Carignan left Tuesday night's game against Texas in the eighth inning after facing three batters. He had been recalled from Sacramento on May 27 for his third stint with the A's this season. Since then he didn't allow a run in four appearances, covering 3 1/3 innings. For the season he is 1-1 with a 4.66 ERA.

Scribner, who was with the A's when they opened the season in Tokyo, went 3-0 with a 3.31 ERA and six saves at Sacramento.

Crisp returns to starting spot in A's outfield

OAKLAND -- A's center fielder Coco Crisp returned to the starting lineup Wednesday night against the Texas Rangers after a three-day break.

Manager Bob Melvin said he kept Crisp out of the lineup in part to give him a mental break but also to give outfielder Collin Cowgill an extended stretch of playing time in the outfield. Cowgill, who homered on Tuesday night, is batting .257 and has a career-high eight-game hitting streak.

"We were playing a hot hand in Cowgill," Melvin said. "I told Coco that this would be the day that he'd come back. He sat for three days or whatever, and we gave Cowgill a chance to ramp up the offense, which was struggling. Coco is a guy we need. We need him at the top of the lineup. We need him producing, on base, stealing bases, creating havoc the way he and [Jemile] Weeks did last year.

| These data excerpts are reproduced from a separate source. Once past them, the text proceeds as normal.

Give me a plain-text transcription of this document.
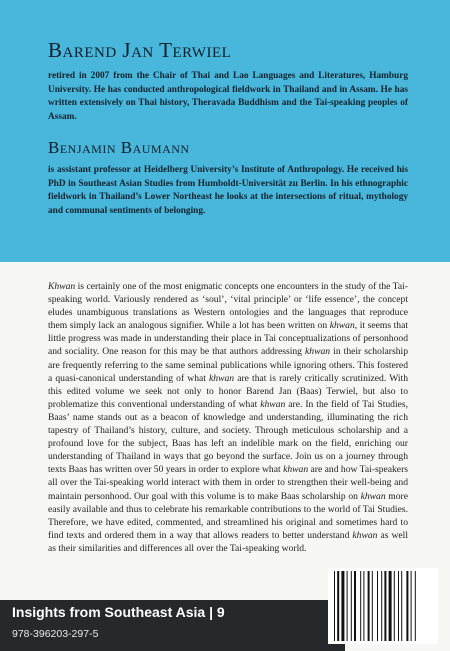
Barend Jan Terwiel

retired in 2007 from the Chair of Thai and Lao Languages and Literatures, Hamburg University. He has conducted anthropological fieldwork in Thailand and in Assam. He has written extensively on Thai history, Theravada Buddhism and the Tai-speaking peoples of Assam.

Benjamin Baumann

is assistant professor at Heidelberg University’s Institute of Anthropology. He received his PhD in Southeast Asian Studies from Humboldt-Universität zu Berlin. In his ethnographic fieldwork in Thailand’s Lower Northeast he looks at the intersections of ritual, mythology and communal sentiments of belonging.

Khwan is certainly one of the most enigmatic concepts one encounters in the study of the Tai-speaking world. Variously rendered as ‘soul’, ‘vital principle’ or ‘life essence’, the concept eludes unambiguous translations as Western ontologies and the languages that reproduce them simply lack an analogous signifier. While a lot has been written on khwan, it seems that little progress was made in understanding their place in Tai conceptualizations of personhood and sociality. One reason for this may be that authors addressing khwan in their scholarship are frequently referring to the same seminal publications while ignoring others. This fostered a quasi-canonical understanding of what khwan are that is rarely critically scrutinized. With this edited volume we seek not only to honor Barend Jan (Baas) Terwiel, but also to problematize this conventional understanding of what khwan are. In the field of Tai Studies, Baas’ name stands out as a beacon of knowledge and understanding, illuminating the rich tapestry of Thailand’s history, culture, and society. Through meticulous scholarship and a profound love for the subject, Baas has left an indelible mark on the field, enriching our understanding of Thailand in ways that go beyond the surface. Join us on a journey through texts Baas has written over 50 years in order to explore what khwan are and how Tai-speakers all over the Tai-speaking world interact with them in order to strengthen their well-being and maintain personhood. Our goal with this volume is to make Baas scholarship on khwan more easily available and thus to celebrate his remarkable contributions to the world of Tai Studies. Therefore, we have edited, commented, and streamlined his original and sometimes hard to find texts and ordered them in a way that allows readers to better understand khwan as well as their similarities and differences all over the Tai-speaking world.

Insights from Southeast Asia | 9

978-396203-297-5
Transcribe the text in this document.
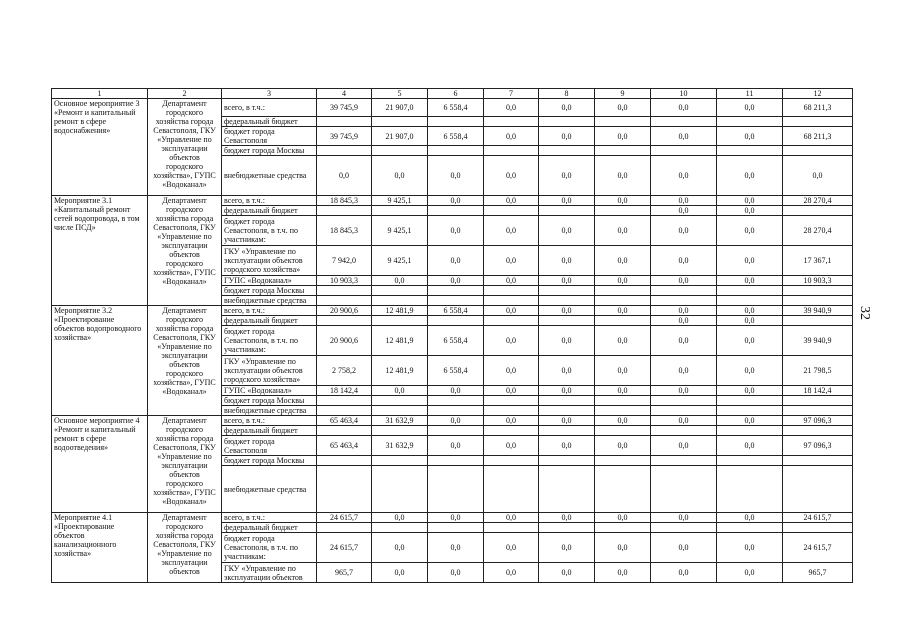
1	2	3	4	5	6	7	8	9	10	11	12
Основное мероприятие 3 «Ремонт и капитальный ремонт в сфере водоснабжения»	Департамент городского хозяйства города Севастополя, ГКУ «Управление по эксплуатации объектов городского хозяйства», ГУПС «Водоканал»	всего, в т.ч.:	39 745,9	21 907,0	6 558,4	0,0	0,0	0,0	0,0	0,0	68 211,3
		федеральный бюджет									
		бюджет города Севастополя	39 745,9	21 907,0	6 558,4	0,0	0,0	0,0	0,0	0,0	68 211,3
		бюджет города Москвы									
		внебюджетные средства	0,0	0,0	0,0	0,0	0,0	0,0	0,0	0,0	0,0
Мероприятие 3.1 «Капитальный ремонт сетей водопровода, в том числе ПСД»	Департамент городского хозяйства города Севастополя, ГКУ «Управление по эксплуатации объектов городского хозяйства», ГУПС «Водоканал»	всего, в т.ч.:	18 845,3	9 425,1	0,0	0,0	0,0	0,0	0,0	0,0	28 270,4
		федеральный бюджет							0,0	0,0	
		бюджет города Севастополя, в т.ч. по участникам:	18 845,3	9 425,1	0,0	0,0	0,0	0,0	0,0	0,0	28 270,4
		ГКУ «Управление по эксплуатации объектов городского хозяйства»	7 942,0	9 425,1	0,0	0,0	0,0	0,0	0,0	0,0	17 367,1
		ГУПС «Водоканал»	10 903,3	0,0	0,0	0,0	0,0	0,0	0,0	0,0	10 903,3
		бюджет города Москвы									
		внебюджетные средства									
Мероприятие 3.2 «Проектирование объектов водопроводного хозяйства»	Департамент городского хозяйства города Севастополя, ГКУ «Управление по эксплуатации объектов городского хозяйства», ГУПС «Водоканал»	всего, в т.ч.:	20 900,6	12 481,9	6 558,4	0,0	0,0	0,0	0,0	0,0	39 940,9
		федеральный бюджет							0,0	0,0	
		бюджет города Севастополя, в т.ч. по участникам:	20 900,6	12 481,9	6 558,4	0,0	0,0	0,0	0,0	0,0	39 940,9
		ГКУ «Управление по эксплуатации объектов городского хозяйства»	2 758,2	12 481,9	6 558,4	0,0	0,0	0,0	0,0	0,0	21 798,5
		ГУПС «Водоканал»	18 142,4	0,0	0,0	0,0	0,0	0,0	0,0	0,0	18 142,4
		бюджет города Москвы									
		внебюджетные средства									
Основное мероприятие 4 «Ремонт и капитальный ремонт в сфере водоотведения»	Департамент городского хозяйства города Севастополя, ГКУ «Управление по эксплуатации объектов городского хозяйства», ГУПС «Водоканал»	всего, в т.ч.:	65 463,4	31 632,9	0,0	0,0	0,0	0,0	0,0	0,0	97 096,3
		федеральный бюджет									
		бюджет города Севастополя	65 463,4	31 632,9	0,0	0,0	0,0	0,0	0,0	0,0	97 096,3
		бюджет города Москвы									
		внебюджетные средства									
Мероприятие 4.1 «Проектирование объектов канализационного хозяйства»	Департамент городского хозяйства города Севастополя, ГКУ «Управление по эксплуатации объектов	всего, в т.ч.:	24 615,7	0,0	0,0	0,0	0,0	0,0	0,0	0,0	24 615,7
		федеральный бюджет									
		бюджет города Севастополя, в т.ч. по участникам:	24 615,7	0,0	0,0	0,0	0,0	0,0	0,0	0,0	24 615,7
		ГКУ «Управление по эксплуатации объектов	965,7	0,0	0,0	0,0	0,0	0,0	0,0	0,0	965,7
32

"We'll pick our spots. I just felt like it was time for Cowgill to get an extended look. He did well, and we expect Coco to get in there and pick it up."

Crisp went 0-for-4 in the A's 2-0 win, lowering his average to .158.

Melvin said it was tough to take Cowgill out of the lineup but that it's critical for Crisp to get untracked.

"He's a guy that we signed here for two years for a reason," Melvin said. "And you can't just sit him down and not play him. At certain times when guys are struggling you do this, but it's his day today, and we expect him to get on it today."

Crisp had a long stint on the disabled list earlier this season with an inner ear infection. Since coming off the DL he has hit .106 over 14 games, going 5-for-47.

Eric Gilmore is a contributor to MLB.com. This story was not subject to the approval of Major League Baseball or its clubs.